Boot Camp Windows 10 not connecting to Magic Mouse 1

bluetoothbootcampmouse

A week or so ago I installed Windows 10 on my 2015 MacBook Pro Retina with Boot Camp. At the start my Magic Mouse 1 and my keyboard were already paired. Today my mouse wouldn't click for some reason so I unpaired the mouse, now the mouse won't pair. In the Windows 10 Control Panel I don't see any drivers that aren't installed. I already tried restarting my laptop and turning the mouse off and back on.

Whenever I try pairing the mouse I get an pop-up from windows saying it can't find the mouse anymore and asks me to try this again. I just finished installing all my programs, I really don't want to do that again.

Anyone knows how to solve this issue?

Best Answer

So far, I learned from experimenting and the blogs: I have to REMOVE (not just DISCONNECT) the Bluetooth mouse in Mac OS X, before I can pair it in BootCamp Windows.
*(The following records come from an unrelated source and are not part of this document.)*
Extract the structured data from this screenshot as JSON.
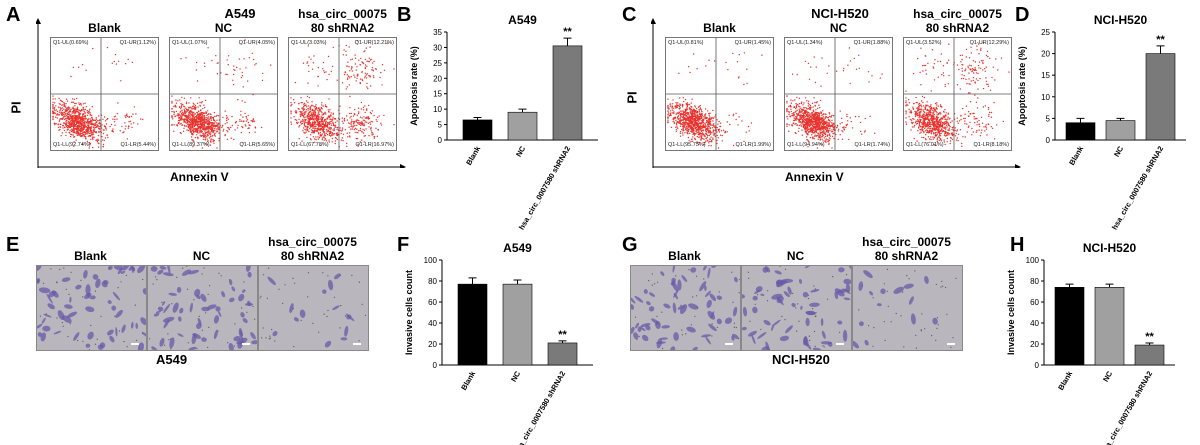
{
  "colors": {
    "dots": "#e8322d",
    "purple": "#6a5aa8",
    "bar_blank": "#000000",
    "bar_nc": "#a0a0a0",
    "bar_sh": "#7a7a7a"
  },
  "panels": {
    "A": {
      "letter": "A",
      "title": "A549",
      "ylabel": "PI",
      "xlabel": "Annexin V",
      "plots": [
        {
          "label": "Blank",
          "ul": "Q1-UL(0.69%)",
          "ur": "Q1-UR(1.12%)",
          "ll": "Q1-LL(92.74%)",
          "lr": "Q1-LR(5.44%)"
        },
        {
          "label": "NC",
          "ul": "Q1-UL(1.07%)",
          "ur": "Q1-UR(4.05%)",
          "ll": "Q1-LL(89.37%)",
          "lr": "Q1-LR(5.65%)"
        },
        {
          "label": "hsa_circ_00075\n80 shRNA2",
          "ul": "Q1-UL(3.03%)",
          "ur": "Q1-UR(12.21%)",
          "ll": "Q1-LL(67.78%)",
          "lr": "Q1-LR(16.97%)"
        }
      ]
    },
    "C": {
      "letter": "C",
      "title": "NCI-H520",
      "ylabel": "PI",
      "xlabel": "Annexin V",
      "plots": [
        {
          "label": "Blank",
          "ul": "Q1-UL(0.81%)",
          "ur": "Q1-UR(1.45%)",
          "ll": "Q1-LL(95.75%)",
          "lr": "Q1-LR(1.99%)"
        },
        {
          "label": "NC",
          "ul": "Q1-UL(1.34%)",
          "ur": "Q1-UR(1.88%)",
          "ll": "Q1-LL(94.94%)",
          "lr": "Q1-LR(1.74%)"
        },
        {
          "label": "hsa_circ_00075\n80 shRNA2",
          "ul": "Q1-UL(3.52%)",
          "ur": "Q1-UR(12.29%)",
          "ll": "Q1-LL(76.01%)",
          "lr": "Q1-LR(8.18%)"
        }
      ]
    },
    "E": {
      "letter": "E",
      "bottom": "A549",
      "labels": [
        "Blank",
        "NC",
        "hsa_circ_00075\n80 shRNA2"
      ]
    },
    "G": {
      "letter": "G",
      "bottom": "NCI-H520",
      "labels": [
        "Blank",
        "NC",
        "hsa_circ_00075\n80 shRNA2"
      ]
    }
  },
  "chart_data": [
    {
      "panel": "B",
      "type": "bar",
      "title": "A549",
      "ylabel": "Apoptosis rate (%)",
      "categories": [
        "Blank",
        "NC",
        "hsa_circ_0007580 shRNA2"
      ],
      "values": [
        6.5,
        9,
        30.5
      ],
      "errors": [
        0.8,
        1,
        2.5
      ],
      "ylim": [
        0,
        35
      ],
      "yticks": [
        0,
        5,
        10,
        15,
        20,
        25,
        30,
        35
      ],
      "annotations": [
        "",
        "",
        "**"
      ]
    },
    {
      "panel": "D",
      "type": "bar",
      "title": "NCI-H520",
      "ylabel": "Apoptosis rate (%)",
      "categories": [
        "Blank",
        "NC",
        "hsa_circ_0007580 shRNA2"
      ],
      "values": [
        4,
        4.5,
        20
      ],
      "errors": [
        1,
        0.5,
        1.8
      ],
      "ylim": [
        0,
        25
      ],
      "yticks": [
        0,
        5,
        10,
        15,
        20,
        25
      ],
      "annotations": [
        "",
        "",
        "**"
      ]
    },
    {
      "panel": "F",
      "type": "bar",
      "title": "A549",
      "ylabel": "Invasive cells count",
      "categories": [
        "Blank",
        "NC",
        "hsa_circ_0007580 shRNA2"
      ],
      "values": [
        77,
        77,
        21
      ],
      "errors": [
        6,
        4,
        2
      ],
      "ylim": [
        0,
        100
      ],
      "yticks": [
        0,
        20,
        40,
        60,
        80,
        100
      ],
      "annotations": [
        "",
        "",
        "**"
      ]
    },
    {
      "panel": "H",
      "type": "bar",
      "title": "NCI-H520",
      "ylabel": "Invasive cells count",
      "categories": [
        "Blank",
        "NC",
        "hsa_circ_0007580 shRNA2"
      ],
      "values": [
        74,
        74,
        19
      ],
      "errors": [
        3,
        3,
        2
      ],
      "ylim": [
        0,
        100
      ],
      "yticks": [
        0,
        20,
        40,
        60,
        80,
        100
      ],
      "annotations": [
        "",
        "",
        "**"
      ]
    }
  ]
}
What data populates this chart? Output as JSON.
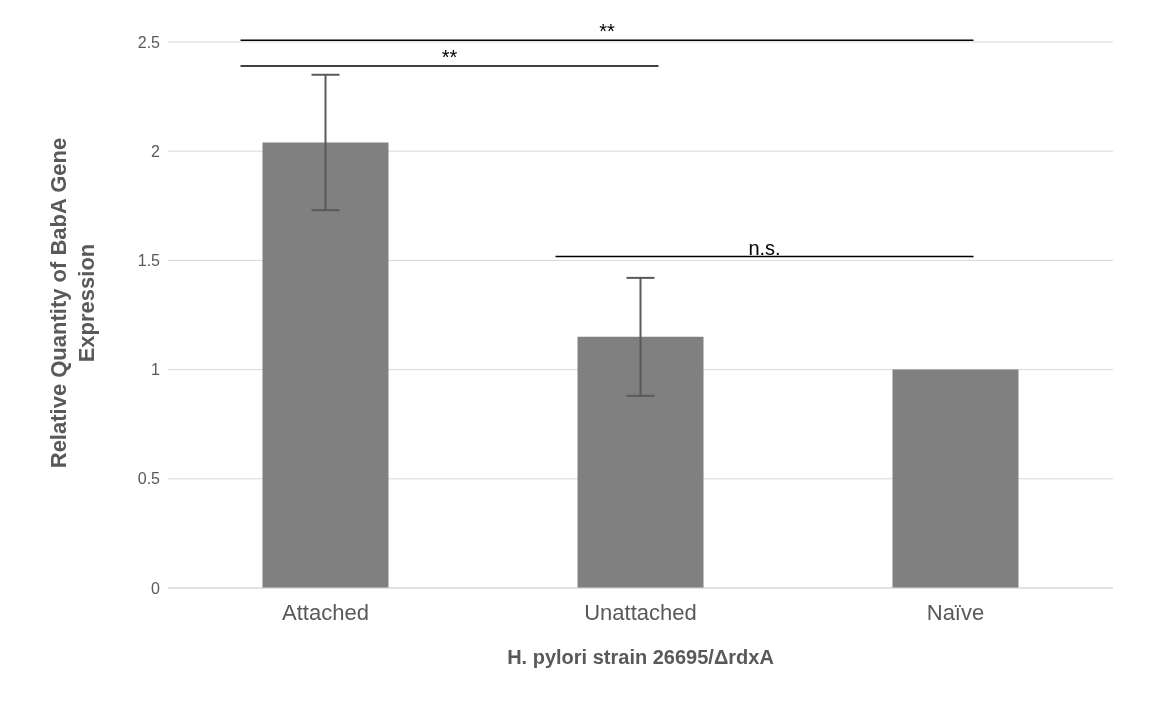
{
  "chart_data": {
    "type": "bar",
    "categories": [
      "Attached",
      "Unattached",
      "Naïve"
    ],
    "values": [
      2.04,
      1.15,
      1.0
    ],
    "errors": [
      0.31,
      0.27,
      0
    ],
    "color": "#808080",
    "ylim": [
      0,
      2.5
    ],
    "yticks": [
      0,
      0.5,
      1,
      1.5,
      2,
      2.5
    ],
    "grid": "y",
    "xlabel": "H. pylori strain 26695/ΔrdxA",
    "ylabel": "Relative Quantity of BabA Gene Expression",
    "annotations": [
      "**",
      "**",
      "n.s."
    ]
  }
}
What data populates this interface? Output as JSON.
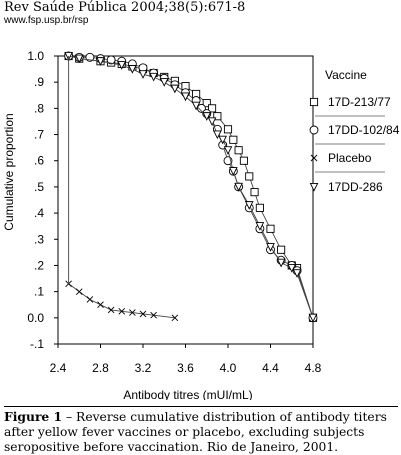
{
  "header": {
    "journal": "Rev Saúde Pública 2004;38(5):671-8",
    "url": "www.fsp.usp.br/rsp"
  },
  "caption": {
    "label": "Figure 1",
    "text": " – Reverse cumulative distribution of antibody titers after yellow fever vaccines or placebo, excluding subjects seropositive before vaccination. Rio de Janeiro, 2001."
  },
  "chart_data": {
    "type": "line",
    "xlabel": "Antibody titres (mUI/mL)",
    "ylabel": "Cumulative proportion",
    "xlim": [
      2.4,
      4.8
    ],
    "ylim": [
      -0.1,
      1.0
    ],
    "x_ticks": [
      "2.4",
      "2.8",
      "3.2",
      "3.6",
      "4.0",
      "4.4",
      "4.8"
    ],
    "y_ticks": [
      "-.1",
      "0.0",
      ".1",
      ".2",
      ".3",
      ".4",
      ".5",
      ".6",
      ".7",
      ".8",
      ".9",
      "1.0"
    ],
    "legend_title": "Vaccine",
    "legend_position": "right",
    "grid": false,
    "series": [
      {
        "name": "17D-213/77",
        "marker": "square",
        "x": [
          2.5,
          2.6,
          2.8,
          2.9,
          3.0,
          3.1,
          3.2,
          3.3,
          3.4,
          3.5,
          3.6,
          3.7,
          3.8,
          3.85,
          3.9,
          4.0,
          4.05,
          4.1,
          4.15,
          4.2,
          4.25,
          4.3,
          4.4,
          4.5,
          4.6,
          4.65,
          4.8
        ],
        "y": [
          1.0,
          0.99,
          0.98,
          0.975,
          0.97,
          0.96,
          0.95,
          0.935,
          0.92,
          0.905,
          0.885,
          0.855,
          0.82,
          0.8,
          0.77,
          0.72,
          0.68,
          0.64,
          0.6,
          0.54,
          0.48,
          0.42,
          0.34,
          0.26,
          0.2,
          0.19,
          0.0
        ]
      },
      {
        "name": "17DD-102/84",
        "marker": "circle",
        "x": [
          2.5,
          2.6,
          2.7,
          2.8,
          2.9,
          3.0,
          3.1,
          3.2,
          3.3,
          3.4,
          3.5,
          3.6,
          3.7,
          3.75,
          3.8,
          3.9,
          3.95,
          4.0,
          4.05,
          4.1,
          4.2,
          4.3,
          4.4,
          4.5,
          4.6,
          4.65,
          4.8
        ],
        "y": [
          1.0,
          0.995,
          0.995,
          0.99,
          0.985,
          0.98,
          0.97,
          0.955,
          0.935,
          0.915,
          0.89,
          0.86,
          0.83,
          0.8,
          0.78,
          0.72,
          0.66,
          0.6,
          0.56,
          0.5,
          0.42,
          0.34,
          0.26,
          0.22,
          0.2,
          0.18,
          0.0
        ]
      },
      {
        "name": "Placebo",
        "marker": "cross",
        "x": [
          2.5,
          2.6,
          2.7,
          2.8,
          2.9,
          3.0,
          3.1,
          3.2,
          3.3,
          3.5
        ],
        "y": [
          0.13,
          0.1,
          0.07,
          0.05,
          0.03,
          0.025,
          0.02,
          0.015,
          0.01,
          0.0
        ]
      },
      {
        "name": "17DD-286",
        "marker": "triangle",
        "x": [
          2.5,
          2.6,
          2.8,
          3.0,
          3.1,
          3.2,
          3.3,
          3.4,
          3.5,
          3.6,
          3.7,
          3.8,
          3.85,
          3.9,
          3.95,
          4.0,
          4.05,
          4.1,
          4.2,
          4.3,
          4.4,
          4.5,
          4.6,
          4.65,
          4.8
        ],
        "y": [
          1.0,
          0.99,
          0.98,
          0.965,
          0.95,
          0.93,
          0.92,
          0.9,
          0.875,
          0.845,
          0.81,
          0.77,
          0.75,
          0.7,
          0.68,
          0.64,
          0.56,
          0.5,
          0.43,
          0.35,
          0.27,
          0.21,
          0.19,
          0.17,
          0.0
        ]
      }
    ]
  }
}
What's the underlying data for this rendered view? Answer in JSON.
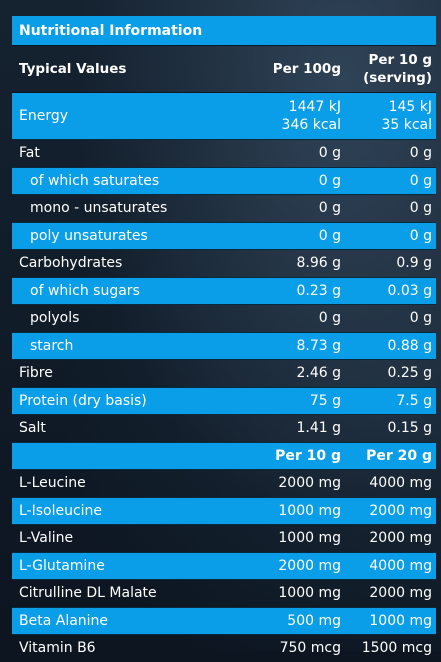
{
  "title": "Nutritional Information",
  "header": {
    "label": "Typical Values",
    "col1": "Per 100g",
    "col2_line1": "Per 10 g",
    "col2_line2": "(serving)"
  },
  "energy": {
    "label": "Energy",
    "v1_kj": "1447 kJ",
    "v1_kcal": "346 kcal",
    "v2_kj": "145 kJ",
    "v2_kcal": "35 kcal"
  },
  "rows": [
    {
      "label": "Fat",
      "v1": "0 g",
      "v2": "0 g"
    },
    {
      "label": "of which saturates",
      "v1": "0 g",
      "v2": "0 g"
    },
    {
      "label": "mono - unsaturates",
      "v1": "0 g",
      "v2": "0 g"
    },
    {
      "label": "poly unsaturates",
      "v1": "0 g",
      "v2": "0 g"
    },
    {
      "label": "Carbohydrates",
      "v1": "8.96 g",
      "v2": "0.9 g"
    },
    {
      "label": "of which sugars",
      "v1": "0.23 g",
      "v2": "0.03 g"
    },
    {
      "label": "polyols",
      "v1": "0 g",
      "v2": "0 g"
    },
    {
      "label": "starch",
      "v1": "8.73 g",
      "v2": "0.88 g"
    },
    {
      "label": "Fibre",
      "v1": "2.46 g",
      "v2": "0.25 g"
    },
    {
      "label": "Protein (dry basis)",
      "v1": "75 g",
      "v2": "7.5 g"
    },
    {
      "label": "Salt",
      "v1": "1.41 g",
      "v2": "0.15 g"
    }
  ],
  "amino_header": {
    "col1": "Per 10 g",
    "col2": "Per 20 g"
  },
  "amino_rows": [
    {
      "label": "L-Leucine",
      "v1": "2000 mg",
      "v2": "4000 mg"
    },
    {
      "label": "L-Isoleucine",
      "v1": "1000 mg",
      "v2": "2000 mg"
    },
    {
      "label": "L-Valine",
      "v1": "1000 mg",
      "v2": "2000 mg"
    },
    {
      "label": "L-Glutamine",
      "v1": "2000 mg",
      "v2": "4000 mg"
    },
    {
      "label": "Citrulline DL Malate",
      "v1": "1000 mg",
      "v2": "2000 mg"
    },
    {
      "label": "Beta Alanine",
      "v1": "500 mg",
      "v2": "1000 mg"
    },
    {
      "label": "Vitamin B6",
      "v1": "750 mcg",
      "v2": "1500 mcg"
    }
  ],
  "colors": {
    "accent": "#0a9ee8",
    "background": "#0d1620",
    "text": "#ffffff"
  }
}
Since this is not comfortable enough, I'm not fully done yet.

After another entire day of fumbling around in blogs, Apple sites and the machine itself, it seems to work.

1st of all, I have to correct myself - the mouse is an Apple Bluetooth MIGHTY Mouse (not a MAGIC one). Sorry for the wrong place - there is not much word about the Mighty in the blogs.

The machine is a late 2006 MBP15 (2,2 A1211). The Mac OS X is a Lion, the BootCamp is 4.0.4 running Windows 10. Apple doesn't support this combo. They don't provide Windows Support Software for it either (the download attempt through BootCamp Assistant fails). So I'm in fact on my own.

Having eventually learned that, I decided to UNPAIR (not REMOVE) the mouse in Mac OS X, before I switched to Windows 10. In Windows 10, I managed to pair it within the Bluetooth Preference window. However, the transition had switched the mouse OFF, so I had to switch it OFF/ON again. And, I had to toggle the Bluetooth switch in the Preference window; otherwise the radio wouldn't at all search for the mouse! I think that I even had to click the mouse - but I'm not sure about that. Anyway - the mouse worked than, and I could open the Device Manager to check the Bluetooth entries and the Mouse entries. (With the mouse, the Bluetooth entry has to have 2 extra sub-entries, while the Mouse entry has to have just one extra sub-entry.)

From there, I could switch to Mac OS X. Of course, the mouse was dead, but I could pair it after having switched it OFF/ON and clicked to make it alive.

For the return to Windows 10 I could keep it paired. Arriving in Windows 10, I had just to switch the mouse OFF/ON and click to make it work. I'm going to test this for a while - happy that there is no need for additional drivers.